Organizations consist of several factors such as functions, people, resources, etc. Differing organisational goals and objectives implies a varying degree of importance on each of these factors, that eventually give rise to different types and structures of organizations.
Daft, Murphy and Willmott (2010) identify and discuss the differences between small and large organizations and for-profit and non-profit organizations. These organizations differ not only in terms of their main objective of existence, but also have divergent structures.
Moreover, organizations can also be classified based on ownership. These include Sole Proprietorship, Partnership, Joint Hindu Family Business (JHFB), Limited Liability Company and Corporation (NCERT, 2013).
Types of organisations (Mullins and Christy, 2013:84)
- Private enterprise organisations: are owned and financed by individuals, partners, or shareholders in a joint stock company, and are accountable to their owners or members.
- Public enterprise organisations: are created by government and include, for example, municipal undertakings and central government departments, which do not have profit as their goals.
- Third sector organisations: organisations that are not-for-profit and non-governmental, in contrast to the private and public sectors.
Different Types of Organizations
Sole traders: are people who run a one-man or a one-woman band. They handle all aspects of the organisation and are responsible to only themselves. Often, these people work from home. They are personally responsible for the debts they incur. Technically, these people are not managers: they are not usually responsible for the work of others, unless their trade is organising events and other people.
A franchise: is an arrangement between the owner of a product or service and a franchisee who owns the limited rights to make or sell it. The product is usually unique or has a strong brand image. The franchisee is relieved of the risk of developing and marketing a product, and often benefits from advice and supervision.
Owner-managers: an organisation that employs other people.
Partnerships: involve two or more people who jointly act as owners-managers. The key aspect of this organisation is the personal and unrestricted liability of each partner for the debts and obligations of the firm.
Private companies: owned by a small number of shareholders and the shares are not traded to the public. They have the advantage that they are not required to make stringent disclosures of financial information.

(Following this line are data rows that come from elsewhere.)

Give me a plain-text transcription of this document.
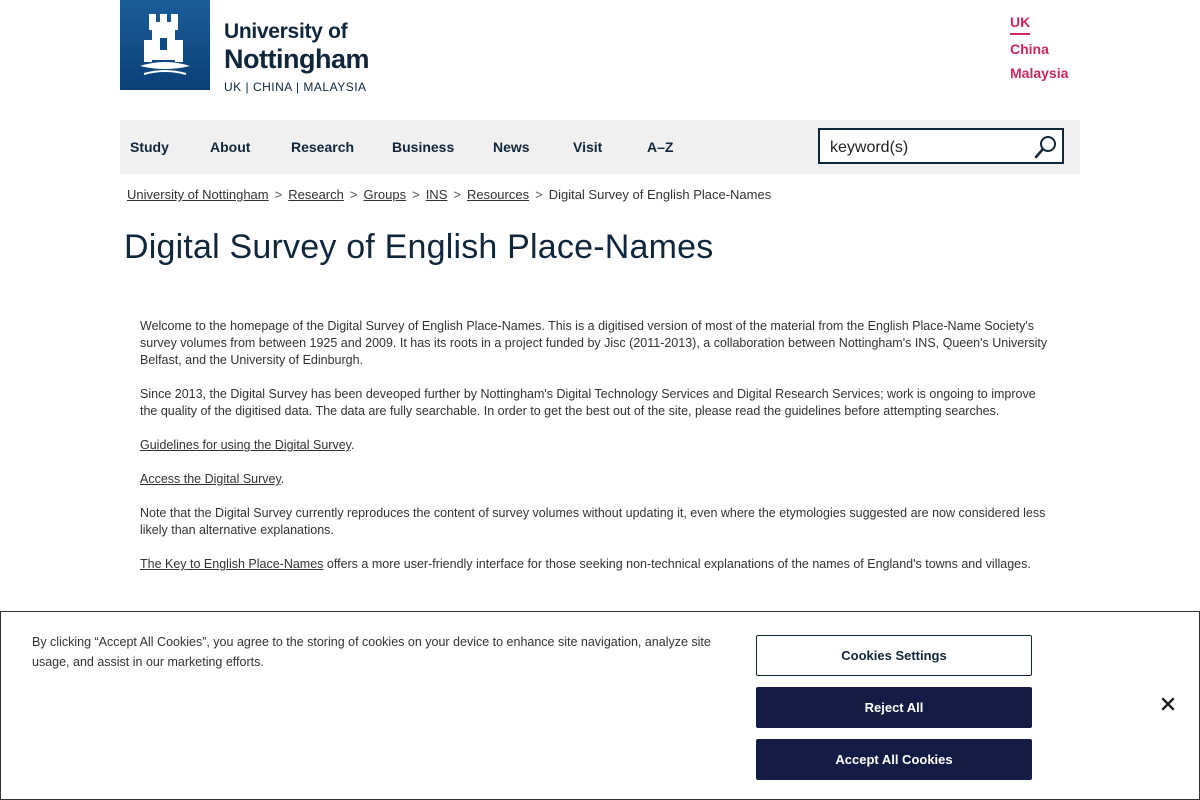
University of
Nottingham
UK | CHINA | MALAYSIA
UK
China
Malaysia
Study	About	Research	Business	News	Visit	A–Z
keyword(s)
University of Nottingham > Research > Groups > INS > Resources > Digital Survey of English Place-Names
Digital Survey of English Place-Names

Welcome to the homepage of the Digital Survey of English Place-Names. This is a digitised version of most of the material from the English Place-Name Society's survey volumes from between 1925 and 2009. It has its roots in a project funded by Jisc (2011-2013), a collaboration between Nottingham's INS, Queen's University Belfast, and the University of Edinburgh.

Since 2013, the Digital Survey has been deveoped further by Nottingham's Digital Technology Services and Digital Research Services; work is ongoing to improve the quality of the digitised data. The data are fully searchable. In order to get the best out of the site, please read the guidelines before attempting searches.

Guidelines for using the Digital Survey.

Access the Digital Survey.

Note that the Digital Survey currently reproduces the content of survey volumes without updating it, even where the etymologies suggested are now considered less likely than alternative explanations.

The Key to English Place-Names offers a more user-friendly interface for those seeking non-technical explanations of the names of England's towns and villages.

By clicking “Accept All Cookies”, you agree to the storing of cookies on your device to enhance site navigation, analyze site usage, and assist in our marketing efforts.	Cookies Settings
Reject All
Accept All Cookies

Public limited companies: are owned by thousands of stakeholders and the shares are traded to the public. In order to protect the public these organisations are required to submit detailed, stringent accounts.
Holding companies: are organisations that own a number of other companies. Often they have assets of many billions of pounds or dollars but they employ only a small number of people –most of the work is performed by the employees of subsidiary organisations.
Multinational corporations: are organisations that maintain significant, simultaneous operations in several countries but are based in one home company.
Virtual companies: a new kind of organisation. They occur when the various departments or components of an organisation are physically divided and separated by distances of miles.
Co-operatives: a legal entity that is owned and controlled by those who work for it or use it.
Charities: organisations set up to provide help, money and support to people and things in need.
Trade associations and professional bodies: are organisations that seek to protect and foster the interest of certain occupational groups and companies.
Public enterprises: are organisations created by statute to govern nationalized businesses.
A quango: is a quasi-autonomous non-governmental organisation. They are semi-public administrative bodies which are set up by a government to achieve a ‘public good’.